- Developers: Turkey Technology Team Foundation (T3 Foundation), Baykar Technology
- Release: 23 July 2025; 14 months ago
- Operating system: iOS, Android, Web
- Type: Social media, microblogging
- Website: nsosyal.com

= NSosyal =

Turkish social networking service

NSosyal, formerly known as Next Sosyal (officially NEXT TEKNOFEST Sosyal), is a Turkey-based social media platform. It was developed through a collaboration between the Turkey Technology Team Foundation (T3 Foundation) and Baykar Technology, and was opened to the general public on 23 July 2025.
The platform stands out for its ad-free structure, transparent algorithm, and data centers hosted in Turkey.

== History ==
NSosyal was released simultaneously for iOS and Android on 23 July 2025.

Baykar Chairman of the Board Selçuk Bayraktar stated in an announcement made through his personal X account that the platform had been developed together with TEKNOFEST entrepreneurs, and described the project as "a digital harbor that prioritizes moral and ethical rules".

== Features ==
NSosyal has a microblogging structure that allows users to share text, images, videos, and polls. Commenting on, liking, and quoting posts are supported.

=== T3 AI ===
T3 AI, integrated into NSosyal, is a Turkish-focused large language model developed by the T3 Foundation and Baykar.

- It can provide automatic replies when tagged in posts
- It can interpret multilingual content
- It has filtering systems against obscenity, hate speech, and disinformation

== Infrastructure ==
NSosyal is based on the Mastodon software, which is built on ActivityPub, an open-source and decentralized social networking protocol.

== Users and reception ==
The platform reached tens of thousands of users in its first week and topped the social networking category of the App Store on 24 July 2025.

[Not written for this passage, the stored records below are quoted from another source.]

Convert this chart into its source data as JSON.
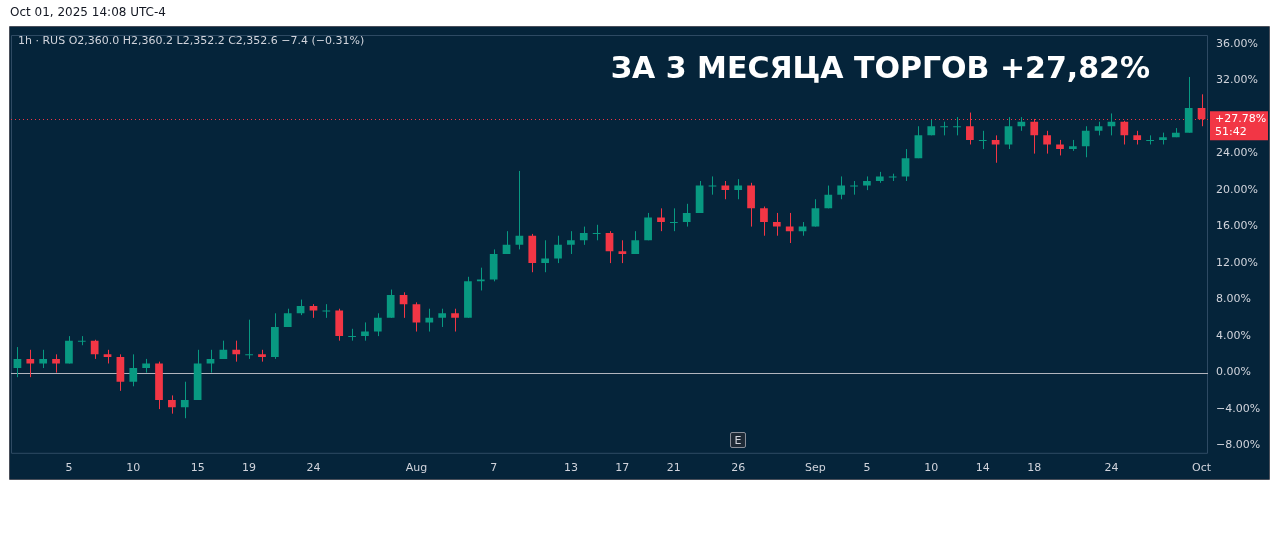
{
  "chart_data": {
    "type": "candlestick",
    "title": "ЗА 3 МЕСЯЦА ТОРГОВ +27,82%",
    "subtitle": "1h · RUS O2,360.0 H2,360.2 L2,352.2 C2,352.6 −7.4 (−0.31%)",
    "annotations": [
      "Oct 01, 2025 14:08 UTC-4",
      "E",
      "51:42"
    ],
    "categories": [
      null,
      null,
      null,
      null,
      "5",
      null,
      null,
      null,
      null,
      "10",
      null,
      null,
      null,
      null,
      "15",
      null,
      null,
      null,
      "19",
      null,
      null,
      null,
      null,
      "24",
      null,
      null,
      null,
      null,
      null,
      null,
      null,
      "Aug",
      null,
      null,
      null,
      null,
      null,
      "7",
      null,
      null,
      null,
      null,
      null,
      "13",
      null,
      null,
      null,
      "17",
      null,
      null,
      null,
      "21",
      null,
      null,
      null,
      null,
      "26",
      null,
      null,
      null,
      null,
      null,
      "Sep",
      null,
      null,
      null,
      "5",
      null,
      null,
      null,
      null,
      "10",
      null,
      null,
      null,
      "14",
      null,
      null,
      null,
      "18",
      null,
      null,
      null,
      null,
      null,
      "24",
      null,
      null,
      null,
      null,
      null,
      null,
      "Oct"
    ],
    "ohlc": [
      [
        0.5,
        2.8,
        -0.5,
        1.5
      ],
      [
        1.5,
        2.5,
        -0.5,
        1.0
      ],
      [
        1.0,
        2.5,
        0.5,
        1.5
      ],
      [
        1.5,
        2.0,
        0.0,
        1.0
      ],
      [
        1.0,
        4.0,
        1.0,
        3.5
      ],
      [
        3.5,
        4.0,
        3.0,
        3.5
      ],
      [
        3.5,
        3.6,
        1.5,
        2.0
      ],
      [
        2.0,
        2.5,
        1.0,
        1.7
      ],
      [
        1.7,
        2.0,
        -2.0,
        -1.0
      ],
      [
        -1.0,
        2.0,
        -1.5,
        0.5
      ],
      [
        0.5,
        1.5,
        0.0,
        1.0
      ],
      [
        1.0,
        1.2,
        -4.0,
        -3.0
      ],
      [
        -3.0,
        -2.5,
        -4.5,
        -3.8
      ],
      [
        -3.8,
        -1.0,
        -5.0,
        -3.0
      ],
      [
        -3.0,
        2.5,
        -3.0,
        1.0
      ],
      [
        1.0,
        2.5,
        0.0,
        1.5
      ],
      [
        1.5,
        3.5,
        1.5,
        2.5
      ],
      [
        2.5,
        3.5,
        1.2,
        2.0
      ],
      [
        2.0,
        5.8,
        1.5,
        2.0
      ],
      [
        2.0,
        2.5,
        1.2,
        1.7
      ],
      [
        1.7,
        6.5,
        1.5,
        5.0
      ],
      [
        5.0,
        7.0,
        5.0,
        6.5
      ],
      [
        6.5,
        8.0,
        6.3,
        7.3
      ],
      [
        7.3,
        7.5,
        6.0,
        6.8
      ],
      [
        6.8,
        7.5,
        6.0,
        6.8
      ],
      [
        6.8,
        7.0,
        3.5,
        4.0
      ],
      [
        4.0,
        4.8,
        3.5,
        4.0
      ],
      [
        4.0,
        5.5,
        3.5,
        4.5
      ],
      [
        4.5,
        6.5,
        4.0,
        6.0
      ],
      [
        6.0,
        9.1,
        6.0,
        8.5
      ],
      [
        8.5,
        8.8,
        6.0,
        7.5
      ],
      [
        7.5,
        7.7,
        4.5,
        5.5
      ],
      [
        5.5,
        7.0,
        4.5,
        6.0
      ],
      [
        6.0,
        7.0,
        5.0,
        6.5
      ],
      [
        6.5,
        7.0,
        4.5,
        6.0
      ],
      [
        6.0,
        10.5,
        6.0,
        10.0
      ],
      [
        10.0,
        11.5,
        9.0,
        10.2
      ],
      [
        10.2,
        13.5,
        10.0,
        13.0
      ],
      [
        13.0,
        15.5,
        13.0,
        14.0
      ],
      [
        14.0,
        22.1,
        13.5,
        15.0
      ],
      [
        15.0,
        15.2,
        11.0,
        12.0
      ],
      [
        12.0,
        14.5,
        11.0,
        12.5
      ],
      [
        12.5,
        15.0,
        12.0,
        14.0
      ],
      [
        14.0,
        15.5,
        13.0,
        14.5
      ],
      [
        14.5,
        16.0,
        14.0,
        15.3
      ],
      [
        15.3,
        16.2,
        14.5,
        15.3
      ],
      [
        15.3,
        15.5,
        12.0,
        13.3
      ],
      [
        13.3,
        14.5,
        12.0,
        13.0
      ],
      [
        13.0,
        15.5,
        13.0,
        14.5
      ],
      [
        14.5,
        17.5,
        14.5,
        17.0
      ],
      [
        17.0,
        18.0,
        15.5,
        16.5
      ],
      [
        16.5,
        18.0,
        15.5,
        16.5
      ],
      [
        16.5,
        18.5,
        16.0,
        17.5
      ],
      [
        17.5,
        21.0,
        17.5,
        20.5
      ],
      [
        20.5,
        21.5,
        19.5,
        20.5
      ],
      [
        20.5,
        21.0,
        19.0,
        20.0
      ],
      [
        20.0,
        21.2,
        19.0,
        20.5
      ],
      [
        20.5,
        20.8,
        16.0,
        18.0
      ],
      [
        18.0,
        18.2,
        15.0,
        16.5
      ],
      [
        16.5,
        17.5,
        15.0,
        16.0
      ],
      [
        16.0,
        17.5,
        14.2,
        15.5
      ],
      [
        15.5,
        16.5,
        15.0,
        16.0
      ],
      [
        16.0,
        19.0,
        16.0,
        18.0
      ],
      [
        18.0,
        20.5,
        18.0,
        19.5
      ],
      [
        19.5,
        21.5,
        19.0,
        20.5
      ],
      [
        20.5,
        21.0,
        19.5,
        20.5
      ],
      [
        20.5,
        21.5,
        20.0,
        21.0
      ],
      [
        21.0,
        22.0,
        20.8,
        21.5
      ],
      [
        21.5,
        21.8,
        21.0,
        21.5
      ],
      [
        21.5,
        24.5,
        21.0,
        23.5
      ],
      [
        23.5,
        27.0,
        23.5,
        26.0
      ],
      [
        26.0,
        27.7,
        26.0,
        27.0
      ],
      [
        27.0,
        27.5,
        26.0,
        27.0
      ],
      [
        27.0,
        28.0,
        26.0,
        27.0
      ],
      [
        27.0,
        28.5,
        25.0,
        25.5
      ],
      [
        25.5,
        26.5,
        24.5,
        25.5
      ],
      [
        25.5,
        26.0,
        23.0,
        25.0
      ],
      [
        25.0,
        28.0,
        24.5,
        27.0
      ],
      [
        27.0,
        28.0,
        26.5,
        27.5
      ],
      [
        27.5,
        27.8,
        24.0,
        26.0
      ],
      [
        26.0,
        26.5,
        24.0,
        25.0
      ],
      [
        25.0,
        25.5,
        23.8,
        24.5
      ],
      [
        24.5,
        25.5,
        24.3,
        24.8
      ],
      [
        24.8,
        27.0,
        23.6,
        26.5
      ],
      [
        26.5,
        27.5,
        26.0,
        27.0
      ],
      [
        27.0,
        28.4,
        26.0,
        27.5
      ],
      [
        27.5,
        27.6,
        25.0,
        26.0
      ],
      [
        26.0,
        26.5,
        25.0,
        25.5
      ],
      [
        25.5,
        26.0,
        25.0,
        25.5
      ],
      [
        25.5,
        26.3,
        25.0,
        25.8
      ],
      [
        25.8,
        26.8,
        25.8,
        26.3
      ],
      [
        26.3,
        32.4,
        26.3,
        29.0
      ],
      [
        29.0,
        30.5,
        27.0,
        27.78
      ]
    ],
    "colors": [
      "#089981",
      "#f23645",
      "#089981",
      "#f23645",
      "#089981",
      "#089981",
      "#f23645",
      "#f23645",
      "#f23645",
      "#089981",
      "#089981",
      "#f23645",
      "#f23645",
      "#089981",
      "#089981",
      "#089981",
      "#089981",
      "#f23645",
      "#089981",
      "#f23645",
      "#089981",
      "#089981",
      "#089981",
      "#f23645",
      "#089981",
      "#f23645",
      "#089981",
      "#089981",
      "#089981",
      "#089981",
      "#f23645",
      "#f23645",
      "#089981",
      "#089981",
      "#f23645",
      "#089981",
      "#089981",
      "#089981",
      "#089981",
      "#089981",
      "#f23645",
      "#089981",
      "#089981",
      "#089981",
      "#089981",
      "#089981",
      "#f23645",
      "#f23645",
      "#089981",
      "#089981",
      "#f23645",
      "#089981",
      "#089981",
      "#089981",
      "#089981",
      "#f23645",
      "#089981",
      "#f23645",
      "#f23645",
      "#f23645",
      "#f23645",
      "#089981",
      "#089981",
      "#089981",
      "#089981",
      "#089981",
      "#089981",
      "#089981",
      "#089981",
      "#089981",
      "#089981",
      "#089981",
      "#089981",
      "#089981",
      "#f23645",
      "#089981",
      "#f23645",
      "#089981",
      "#089981",
      "#f23645",
      "#f23645",
      "#f23645",
      "#089981",
      "#089981",
      "#089981",
      "#089981",
      "#f23645",
      "#f23645",
      "#089981",
      "#089981",
      "#089981",
      "#089981",
      "#f23645"
    ],
    "ylim": [
      -8.9,
      37
    ],
    "yticks": [
      {
        "value": -8,
        "label": "−8.00%"
      },
      {
        "value": -4,
        "label": "−4.00%"
      },
      {
        "value": 0,
        "label": "0.00%"
      },
      {
        "value": 4,
        "label": "4.00%"
      },
      {
        "value": 8,
        "label": "8.00%"
      },
      {
        "value": 12,
        "label": "12.00%"
      },
      {
        "value": 16,
        "label": "16.00%"
      },
      {
        "value": 20,
        "label": "20.00%"
      },
      {
        "value": 24,
        "label": "24.00%"
      },
      {
        "value": 32,
        "label": "32.00%"
      },
      {
        "value": 36,
        "label": "36.00%"
      }
    ],
    "ref_lines": [
      {
        "axis": "y",
        "value": 0,
        "label": null,
        "color": "#b2b5be",
        "line_style": "solid"
      },
      {
        "axis": "y",
        "value": 27.78,
        "label": "+27.78%",
        "color": "#f23645",
        "line_style": "dotted"
      }
    ],
    "grid": false,
    "legend": false
  }
}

It also reached 1 million users in a short period of time, becoming Turkey's fastest-growing domestic social media platform.

Some users and media outlets have compared its interface and usage dynamics to X.

Conversely, some technology writers have criticized the emphasis on "completely domestic software" despite the platform being based on the infrastructure of the Mastodon application.